G-Net: A Deep Learning Approach to G-computation for Counterfactual Outcome Prediction Under Dynamic Treatment Regimes

TL;DR

G-Net is a deep learning framework designed to improve counterfactual outcome prediction under dynamic treatment regimes by capturing complex temporal and nonlinear dependencies in time series data.

Contribution

This paper introduces G-Net, a novel deep learning approach for G-computation that handles complex temporal data with minimal assumptions and estimates dynamic treatment effects.

Findings

G-Net effectively models complex temporal dependencies.

G-Net provides accurate estimates of time-varying treatment effects.

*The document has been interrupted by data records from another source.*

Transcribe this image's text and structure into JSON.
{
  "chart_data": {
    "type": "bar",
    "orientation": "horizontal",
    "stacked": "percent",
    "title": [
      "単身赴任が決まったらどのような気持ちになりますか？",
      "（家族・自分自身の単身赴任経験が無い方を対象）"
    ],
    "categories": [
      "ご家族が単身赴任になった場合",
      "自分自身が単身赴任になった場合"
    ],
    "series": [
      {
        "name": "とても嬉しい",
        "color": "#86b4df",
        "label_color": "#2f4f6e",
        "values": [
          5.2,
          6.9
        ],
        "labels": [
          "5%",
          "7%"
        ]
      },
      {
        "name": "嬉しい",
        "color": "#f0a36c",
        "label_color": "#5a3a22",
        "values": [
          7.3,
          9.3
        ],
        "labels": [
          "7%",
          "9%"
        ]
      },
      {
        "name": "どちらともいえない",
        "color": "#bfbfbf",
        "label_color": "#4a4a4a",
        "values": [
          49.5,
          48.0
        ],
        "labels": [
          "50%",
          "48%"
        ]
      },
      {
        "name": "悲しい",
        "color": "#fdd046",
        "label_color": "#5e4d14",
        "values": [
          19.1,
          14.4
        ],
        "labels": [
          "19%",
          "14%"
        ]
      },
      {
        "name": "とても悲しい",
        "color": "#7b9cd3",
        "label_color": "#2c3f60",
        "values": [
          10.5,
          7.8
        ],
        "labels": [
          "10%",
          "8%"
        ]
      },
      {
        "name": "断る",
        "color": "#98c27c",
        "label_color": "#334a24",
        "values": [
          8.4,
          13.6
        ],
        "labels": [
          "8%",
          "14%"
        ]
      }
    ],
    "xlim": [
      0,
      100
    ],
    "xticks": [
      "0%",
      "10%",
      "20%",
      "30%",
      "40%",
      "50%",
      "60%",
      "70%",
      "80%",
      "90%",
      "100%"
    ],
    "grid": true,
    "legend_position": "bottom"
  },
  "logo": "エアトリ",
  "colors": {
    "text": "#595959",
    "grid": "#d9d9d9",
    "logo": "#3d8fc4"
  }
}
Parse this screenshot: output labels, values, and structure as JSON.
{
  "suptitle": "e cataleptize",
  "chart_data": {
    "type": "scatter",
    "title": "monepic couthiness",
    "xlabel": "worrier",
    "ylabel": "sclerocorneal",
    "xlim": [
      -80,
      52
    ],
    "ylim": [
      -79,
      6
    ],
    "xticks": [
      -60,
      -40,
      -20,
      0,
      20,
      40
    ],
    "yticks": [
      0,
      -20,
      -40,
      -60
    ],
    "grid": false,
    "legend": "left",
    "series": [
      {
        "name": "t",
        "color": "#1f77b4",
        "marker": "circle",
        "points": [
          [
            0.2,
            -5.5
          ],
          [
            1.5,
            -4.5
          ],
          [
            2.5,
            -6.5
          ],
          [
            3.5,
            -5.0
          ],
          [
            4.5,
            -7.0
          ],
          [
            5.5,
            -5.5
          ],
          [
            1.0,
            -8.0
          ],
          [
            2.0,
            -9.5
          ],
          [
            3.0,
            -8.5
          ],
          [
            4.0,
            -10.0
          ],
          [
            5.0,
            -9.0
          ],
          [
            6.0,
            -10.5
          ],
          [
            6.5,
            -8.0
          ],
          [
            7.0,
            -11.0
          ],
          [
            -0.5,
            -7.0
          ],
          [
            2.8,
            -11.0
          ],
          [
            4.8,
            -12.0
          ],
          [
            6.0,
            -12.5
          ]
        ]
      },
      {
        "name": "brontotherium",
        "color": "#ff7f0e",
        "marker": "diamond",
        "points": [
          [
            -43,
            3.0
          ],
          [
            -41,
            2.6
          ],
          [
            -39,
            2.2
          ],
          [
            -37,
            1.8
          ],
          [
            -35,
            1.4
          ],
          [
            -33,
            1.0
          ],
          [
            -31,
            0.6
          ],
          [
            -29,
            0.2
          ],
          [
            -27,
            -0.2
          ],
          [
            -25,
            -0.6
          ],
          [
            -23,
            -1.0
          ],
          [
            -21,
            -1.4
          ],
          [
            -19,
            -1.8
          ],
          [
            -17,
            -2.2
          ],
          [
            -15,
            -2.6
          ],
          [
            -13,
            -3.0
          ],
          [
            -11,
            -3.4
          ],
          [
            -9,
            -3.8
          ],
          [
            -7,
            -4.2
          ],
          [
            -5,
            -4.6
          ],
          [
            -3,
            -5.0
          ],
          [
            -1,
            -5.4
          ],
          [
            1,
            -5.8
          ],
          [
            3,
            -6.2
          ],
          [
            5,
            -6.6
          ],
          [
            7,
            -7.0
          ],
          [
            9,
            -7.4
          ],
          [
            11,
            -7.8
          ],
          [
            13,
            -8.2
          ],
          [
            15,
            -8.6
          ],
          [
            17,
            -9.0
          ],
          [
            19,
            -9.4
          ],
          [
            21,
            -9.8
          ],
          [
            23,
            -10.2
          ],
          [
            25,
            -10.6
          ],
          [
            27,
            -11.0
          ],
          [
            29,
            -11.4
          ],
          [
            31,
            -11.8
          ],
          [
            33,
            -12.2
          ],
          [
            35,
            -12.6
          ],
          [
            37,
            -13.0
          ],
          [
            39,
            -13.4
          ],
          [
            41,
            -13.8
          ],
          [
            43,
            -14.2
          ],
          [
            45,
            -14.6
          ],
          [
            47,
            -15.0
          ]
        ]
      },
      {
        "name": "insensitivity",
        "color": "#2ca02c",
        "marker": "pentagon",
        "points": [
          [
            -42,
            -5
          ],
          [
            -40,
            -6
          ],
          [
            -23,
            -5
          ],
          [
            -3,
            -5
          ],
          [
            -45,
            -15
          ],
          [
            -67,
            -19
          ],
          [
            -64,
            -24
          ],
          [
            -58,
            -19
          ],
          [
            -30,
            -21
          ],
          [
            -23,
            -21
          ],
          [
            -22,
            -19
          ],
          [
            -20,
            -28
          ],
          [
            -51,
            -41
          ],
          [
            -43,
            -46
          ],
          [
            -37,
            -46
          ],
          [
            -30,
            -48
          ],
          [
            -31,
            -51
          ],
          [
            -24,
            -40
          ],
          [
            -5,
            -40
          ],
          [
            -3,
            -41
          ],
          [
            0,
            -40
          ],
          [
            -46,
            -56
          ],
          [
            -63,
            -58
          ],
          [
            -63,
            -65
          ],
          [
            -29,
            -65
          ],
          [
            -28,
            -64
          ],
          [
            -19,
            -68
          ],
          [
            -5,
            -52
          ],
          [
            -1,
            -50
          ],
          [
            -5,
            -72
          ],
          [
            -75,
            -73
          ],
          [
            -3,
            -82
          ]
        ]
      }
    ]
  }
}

Evaluation on simulated cardiovascular data demonstrates its potential.

Abstract

Counterfactual prediction is a fundamental task in decision-making. G-computation is a method for estimating expected counterfactual outcomes under dynamic time-varying treatment strategies. Existing G-computation implementations have mostly employed classical regression models with limited capacity to capture complex temporal and nonlinear dependence structures. This paper introduces G-Net, a novel sequential deep learning framework for G-computation that can handle complex time series data while imposing minimal modeling assumptions and provide estimates of individual or population-level time varying treatment effects. We evaluate alternative G-Net implementations using realistically complex temporal simulated data obtained from CVSim, a mechanistic model of the cardiovascular system.